Comment l'Arabie Saoudite révolutionne le secteur de la construction pour le rendre plus écologique et durable

Riyad : L'Arabie Saoudite place le développement durable au cœur de son programme de réforme économique Vision 2030, en favorisant des pratiques innovantes et transformatrices à travers tous les secteurs d’activité.

Cela est particulièrement évident dans le secteur de la construction du Royaume, où des solutions innovantes et des stratégies écologiques transforment profondément le paysage urbain.

En s’appuyant sur des technologies avancées, des partenariats stratégiques et l’utilisation de matériaux écologiques, des entreprises telles que Red Sea Global, SCG International, VEKR Environmental Services et SABIC redéfinissent les normes du développement durable.

Red Sea Global place la gestion de l’environnement au cœur de tous ses mégaprojets, s’assurant que chaque développement contribue à améliorer l’écosystème fragile plutôt qu’à le perturber.

“Red Sea Global a mis en place plusieurs programmes essentiels pour protéger des espèces menacées, notamment les tortues imbriquées et les faucons fuligineux”, a expliqué Raed Al-Basseet, responsable de l’environnement et de la durabilité chez RSG, lors d’un entretien avec Arab News.

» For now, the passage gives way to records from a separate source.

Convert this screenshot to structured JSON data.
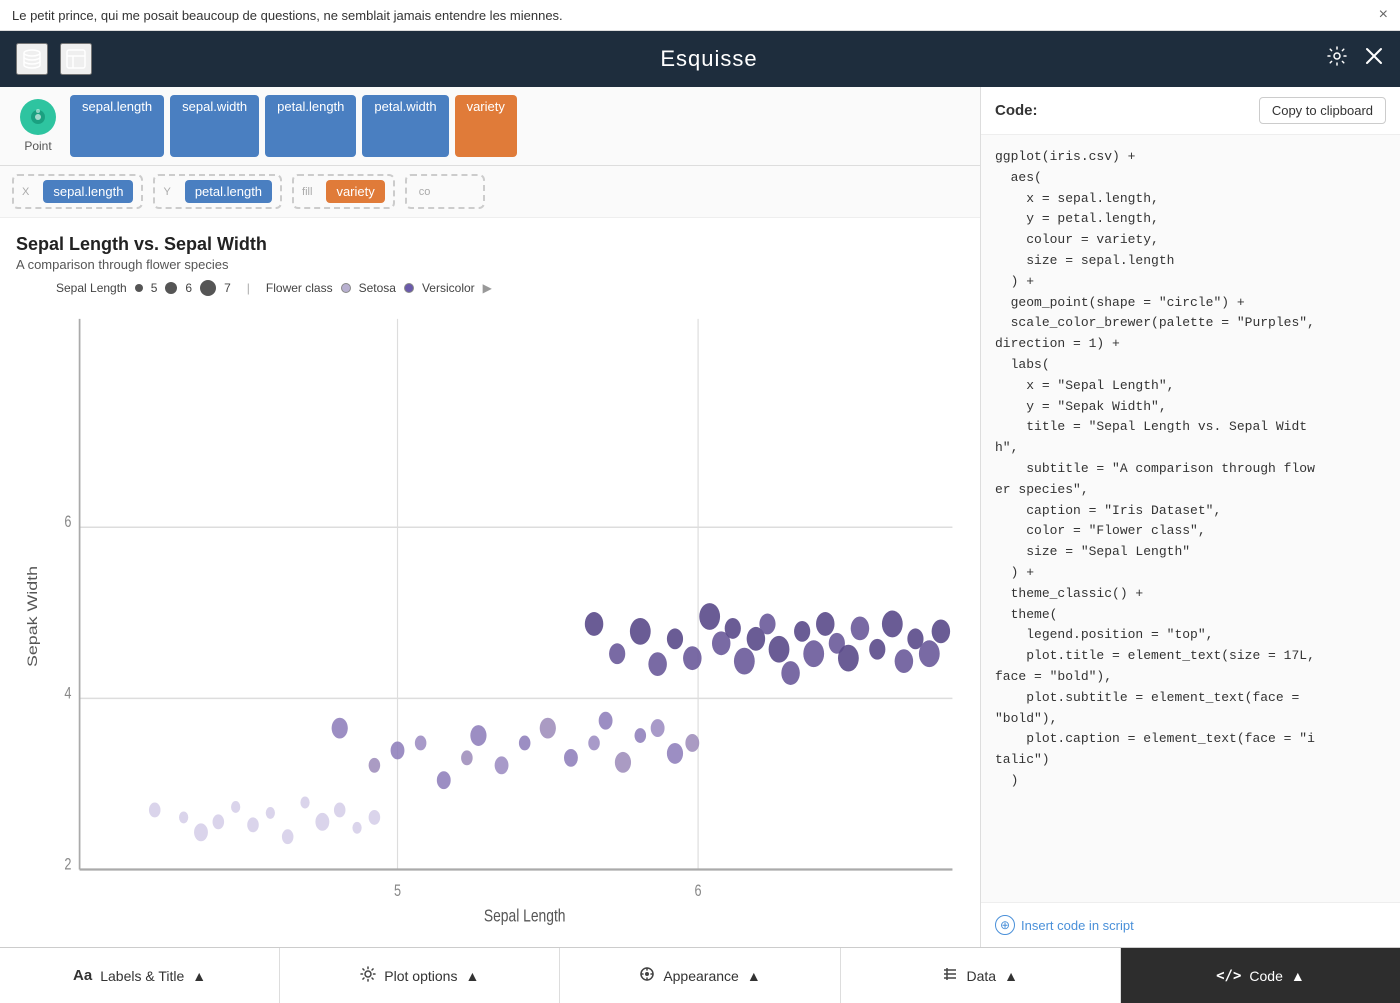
{
  "notification": {
    "text": "Le petit prince, qui me posait beaucoup de questions, ne semblait jamais entendre les miennes.",
    "close_label": "×"
  },
  "header": {
    "title": "Esquisse",
    "db_icon": "database",
    "table_icon": "table",
    "settings_icon": "⚙",
    "close_icon": "×"
  },
  "fields": [
    {
      "label": "sepal.length",
      "color": "blue"
    },
    {
      "label": "sepal.width",
      "color": "blue"
    },
    {
      "label": "petal.length",
      "color": "blue"
    },
    {
      "label": "petal.width",
      "color": "blue"
    },
    {
      "label": "variety",
      "color": "orange"
    }
  ],
  "axes": [
    {
      "slot_label": "X",
      "field": "sepal.length",
      "color": "blue"
    },
    {
      "slot_label": "Y",
      "field": "petal.length",
      "color": "blue"
    },
    {
      "slot_label": "fill",
      "field": "variety",
      "color": "orange"
    },
    {
      "slot_label": "co",
      "field": "",
      "color": "blue"
    }
  ],
  "plot": {
    "title": "Sepal Length vs. Sepal Width",
    "subtitle": "A comparison through flower species",
    "x_label": "Sepal Length",
    "y_label": "Sepak Width",
    "legend_size_label": "Sepal Length",
    "legend_color_label": "Flower class",
    "legend_size_values": [
      "5",
      "6",
      "7"
    ],
    "legend_color_values": [
      "Setosa",
      "Versicolor"
    ]
  },
  "code": {
    "label": "Code:",
    "content": "ggplot(iris.csv) +\n  aes(\n    x = sepal.length,\n    y = petal.length,\n    colour = variety,\n    size = sepal.length\n  ) +\n  geom_point(shape = \"circle\") +\n  scale_color_brewer(palette = \"Purples\",\ndirection = 1) +\n  labs(\n    x = \"Sepal Length\",\n    y = \"Sepak Width\",\n    title = \"Sepal Length vs. Sepal Widt\nh\",\n    subtitle = \"A comparison through flow\ner species\",\n    caption = \"Iris Dataset\",\n    color = \"Flower class\",\n    size = \"Sepal Length\"\n  ) +\n  theme_classic() +\n  theme(\n    legend.position = \"top\",\n    plot.title = element_text(size = 17L,\nface = \"bold\"),\n    plot.subtitle = element_text(face =\n\"bold\"),\n    plot.caption = element_text(face = \"i\ntalic\")\n  )",
    "copy_label": "Copy to clipboard",
    "insert_label": "Insert code in script"
  },
  "toolbar": [
    {
      "id": "labels",
      "icon": "Aa",
      "label": "Labels & Title",
      "arrow": "▲",
      "active": false
    },
    {
      "id": "plot-options",
      "icon": "⚙",
      "label": "Plot options",
      "arrow": "▲",
      "active": false
    },
    {
      "id": "appearance",
      "icon": "☺",
      "label": "Appearance",
      "arrow": "▲",
      "active": false
    },
    {
      "id": "data",
      "icon": "≡",
      "label": "Data",
      "arrow": "▲",
      "active": false
    },
    {
      "id": "code",
      "icon": "</>",
      "label": "Code",
      "arrow": "▲",
      "active": true
    }
  ],
  "geom": {
    "label": "Point",
    "color": "#2ec4a0"
  }
}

“Ces efforts comprennent la conservation de l'habitat, la protection des sites de nidification des tortues et des programmes de marquage pour surveiller leur comportement. Pour les oiseaux, nous avons établi des sites de nidification artificiels pour le faucon fuligineux et mis en œuvre des mesures préventives pour réduire les risques de collision avec les oiseaux”.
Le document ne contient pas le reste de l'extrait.